JOSÉ ROBERTO DE TOLEDO
DA REPORTAGEM LOCAL

Maioria quer mais salário e emprego

Principal motor da campanha da reeleição de Fernando Henrique, o real sofre críticas na camada mais numerosa da população, os excluídos. É entre essas pessoas com escolaridade e renda baixas que os efeitos da estabilização da economia parecem estar mais desgastados -mas não esgotados.
As críticas surgem na boca de eleitores de FHC e de Lula, embora o eleitorado do petista seja mais incisivo nas reclamações. Os pró-tucanos ainda destacam as vantagens de viver com os preços praticamente estáveis.
Além do desemprego, o fator que mais se sobressai como ponto negativo do Plano Real é o valor dos salários. "O salário não sobe", constata um eleitor de FHC. "O dinheiro sumiu", diz outro.
Apesar de o salário mínimo ter dobrado desde o início do real -passou de R$ 64,79 para R$ 130,00-, nos últimos meses o preço da cesta básica teve uma aceleração maior do que o rendimento dos assalariados: subiu 13,3% de novembro a maio.
Um dos principais vilões desse aumento foi justamente um dos pratos mais comuns na mesa dos excluídos. O quilo do feijão triplicou entre janeiro e junho, passando de cerca de R$ 1,00 para R$ 3,00. Nesse meio tempo, o salário mínimo subiu 8,3%.
'Inflação falsa'
Mas não são só os preços dos alimentos que provocam reclamações. "Passaram um ano aumentando as contas de água, luz e telefone, mas o salário não", afirma um eleitor do petista.
Isso gera desconfiança sobre os índices oficiais. "Acho que a inflação é falsa", diz um excluído pró-Lula. "As coisas parecem que não sobem, mas o salário não dá", reclama outro.
Mesmo descontentes com o valor dos salários, os excluídos ainda enxergam o Plano Real como um avanço. "Melhorou a alimentação, hoje a gente pode comprar as coisas", afirma um eleitor de Fernando Henrique. "O real está sendo útil para o país. Agora você tem um parâmetro", diz um pró-Lula.
No eleitorado do petista, entretanto, é feita uma ligação entre o Plano Real e o desemprego. "Não adianta um país sem inflação, mas também sem emprego", afirmam.
Os eleitores de FHC buscam outros culpados: "A situação piorou com a terceirização", "O povo não está preparado", "A crise é um processo mundial".

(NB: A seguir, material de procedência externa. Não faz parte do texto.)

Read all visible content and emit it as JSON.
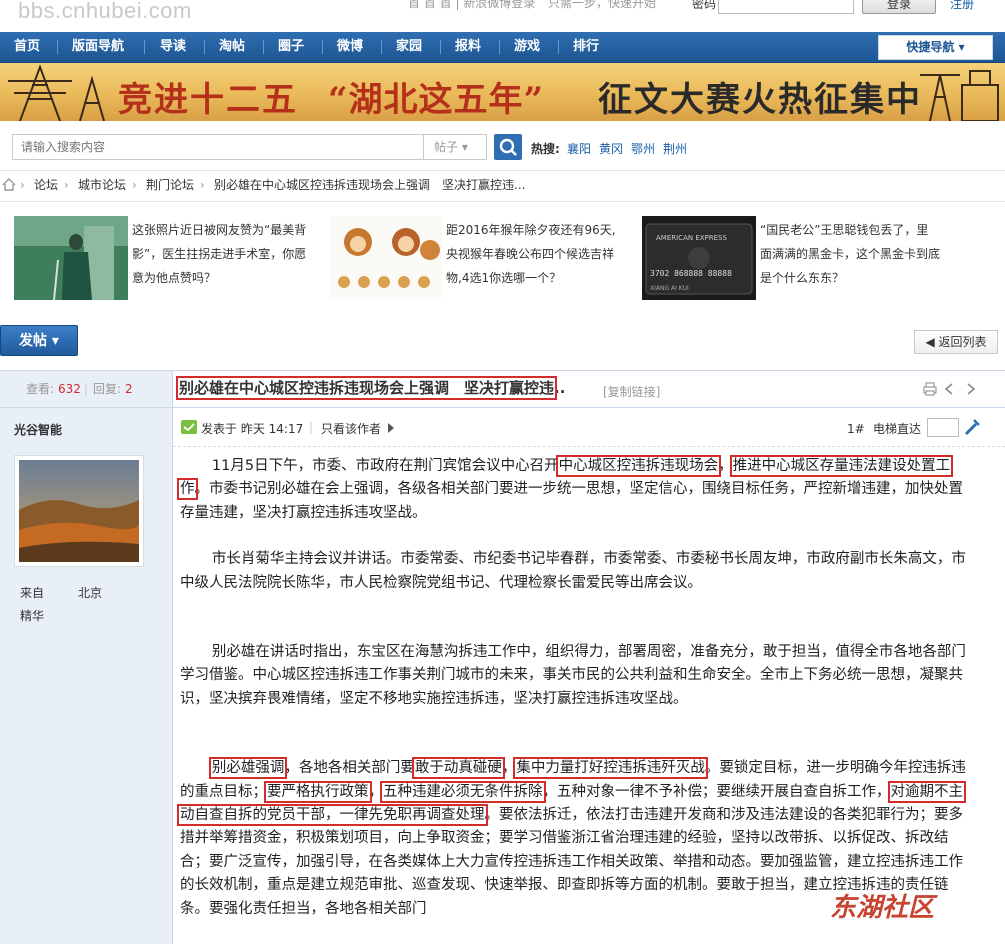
{
  "header": {
    "site_url": "bbs.cnhubei.com",
    "faint_left": "首  首  首 | 新浪微博登录",
    "faint_mid": "只需一步，快速开始",
    "password_label": "密码",
    "login_button": "登录",
    "register_link": "注册"
  },
  "nav": {
    "items": [
      "首页",
      "版面导航",
      "导读",
      "淘帖",
      "圈子",
      "微博",
      "家园",
      "报料",
      "游戏",
      "排行"
    ],
    "quick_nav": "快捷导航 ▾"
  },
  "banner": {
    "title": "竞进十二五",
    "quote": "“湖北这五年”",
    "tail": "征文大赛火热征集中"
  },
  "search": {
    "placeholder": "请输入搜索内容",
    "type": "帖子 ▾",
    "hot_label": "热搜:",
    "hot_links": [
      "襄阳",
      "黄冈",
      "鄂州",
      "荆州"
    ]
  },
  "breadcrumb": {
    "items": [
      "论坛",
      "城市论坛",
      "荆门论坛",
      "别必雄在中心城区控违拆违现场会上强调　坚决打赢控违..."
    ],
    "sep": "›"
  },
  "featured": [
    {
      "text": "这张照片近日被网友赞为“最美背影”，医生拄拐走进手术室，你愿意为他点赞吗？"
    },
    {
      "text": "距2016年猴年除夕夜还有96天,央视猴年春晚公布四个候选吉祥物,4选1你选哪一个？"
    },
    {
      "text": "“国民老公”王思聪钱包丢了，里面满满的黑金卡，这个黑金卡到底是个什么东东？"
    }
  ],
  "actions": {
    "post_button": "发帖 ▾",
    "back_button": "◀ 返回列表"
  },
  "thread": {
    "views_label": "查看:",
    "views": "632",
    "replies_label": "回复:",
    "replies": "2",
    "title": "别必雄在中心城区控违拆违现场会上强调　坚决打赢控违",
    "title_ellipsis": "..",
    "copy_link": "[复制链接]",
    "author": "光谷智能",
    "from_label": "来自",
    "from_value": "北京",
    "essence_label": "精华",
    "posted": "发表于 昨天 14:17",
    "only_author": "只看该作者",
    "floor": "1#",
    "elevator_label": "电梯直达"
  },
  "content": {
    "p1": [
      "11月5日下午，市委、市政府在荆门宾馆会议中心召开",
      "中心城区控违拆违现场会",
      "，",
      "推进中心城区存量违法建设处置工作",
      "。市委书记别必雄在会上强调，各级各相关部门要进一步统一思想，坚定信心，围绕目标任务，严控新增违建，加快处置存量违建，坚决打赢控违拆违攻坚战。"
    ],
    "p2": "市长肖菊华主持会议并讲话。市委常委、市纪委书记毕春群，市委常委、市委秘书长周友坤，市政府副市长朱高文，市中级人民法院院长陈华，市人民检察院党组书记、代理检察长雷爱民等出席会议。",
    "p3": "别必雄在讲话时指出，东宝区在海慧沟拆违工作中，组织得力，部署周密，准备充分，敢于担当，值得全市各地各部门学习借鉴。中心城区控违拆违工作事关荆门城市的未来，事关市民的公共利益和生命安全。全市上下务必统一思想，凝聚共识，坚决摈弃畏难情绪，坚定不移地实施控违拆违，坚决打赢控违拆违攻坚战。",
    "p4": [
      "别必雄强调",
      "，各地各相关部门要",
      "敢于动真碰硬",
      "，",
      "集中力量打好控违拆违歼灭战",
      "。要锁定目标，进一步明确今年控违拆违的重点目标；",
      "要严格执行政策",
      "，",
      "五种违建必须无条件拆除",
      "，五种对象一律不予补偿；要继续开展自查自拆工作，",
      "对逾期不主动自查自拆的党员干部，一律先免职再调查处理",
      "。要依法拆迁，依法打击违建开发商和涉及违法建设的各类犯罪行为；要多措并举筹措资金，积极策划项目，向上争取资金；要学习借鉴浙江省治理违建的经验，坚持以改带拆、以拆促改、拆改结合；要广泛宣传，加强引导，在各类媒体上大力宣传控违拆违工作相关政策、举措和动态。要加强监管，建立控违拆违工作的长效机制，重点是建立规范审批、巡查发现、快速举报、即查即拆等方面的机制。要敢于担当，建立控违拆违的责任链条。要强化责任担当，各地各相关部门"
    ]
  },
  "watermark": "东湖社区",
  "colors": {
    "nav": "#1d5592",
    "accent": "#2f6eb2",
    "highlight_box": "#d42b2b",
    "sidebar": "#e8eff7"
  }
}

Eles chamam uma fatia da responsabilidade para si próprios. "A gente tem que fazer a parte da gente, tem que correr atrás. Se for deixar tudo na mão do governo, todo mundo vai cruzar os braços".
E ainda dão uma carência ao presidente: "Quando o Fernando Henrique assumiu, disse que ia melhorar o país, mas que não ia ser de um dia para o outro. Ele ainda pode mudar em quatro anos".

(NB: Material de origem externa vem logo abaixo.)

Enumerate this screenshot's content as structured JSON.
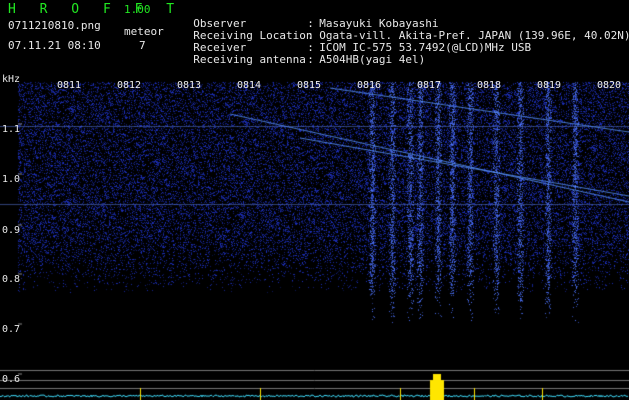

Nas questões econômicas o presidente recebe críticas, mas ainda tem margem de manobra. Na área social, entretanto, as reclamações são mais incisivas, tanto entre seus eleitores quanto nos de Lula.
Quando esse assunto é abordado, ambas as facções logo se lembram da seca no Nordeste, a qual classificam de "indústria". Reclamam que o dinheiro destinado à região não resolve o problema: "Quem pega são os coronéis".
Os eleitores dos dois grupos apontam a mesma razão para a seca não ser resolvida: não há interesse em acabar com a seca porque ela é matriz do poder na região.
"Uma parte do governo usa a seca para se eleger", diz um eleitor de Lula. "Se acabar com os problemas, não tem política", resume um excluído que vota em FHC.
O tom exaltado se repete ao falarem sobre a situação da saúde. "A saúde está doente", afirma um eleitor de Lula. "Se você não tem plano de saúde (privado), já viu", diz um pró-FHC.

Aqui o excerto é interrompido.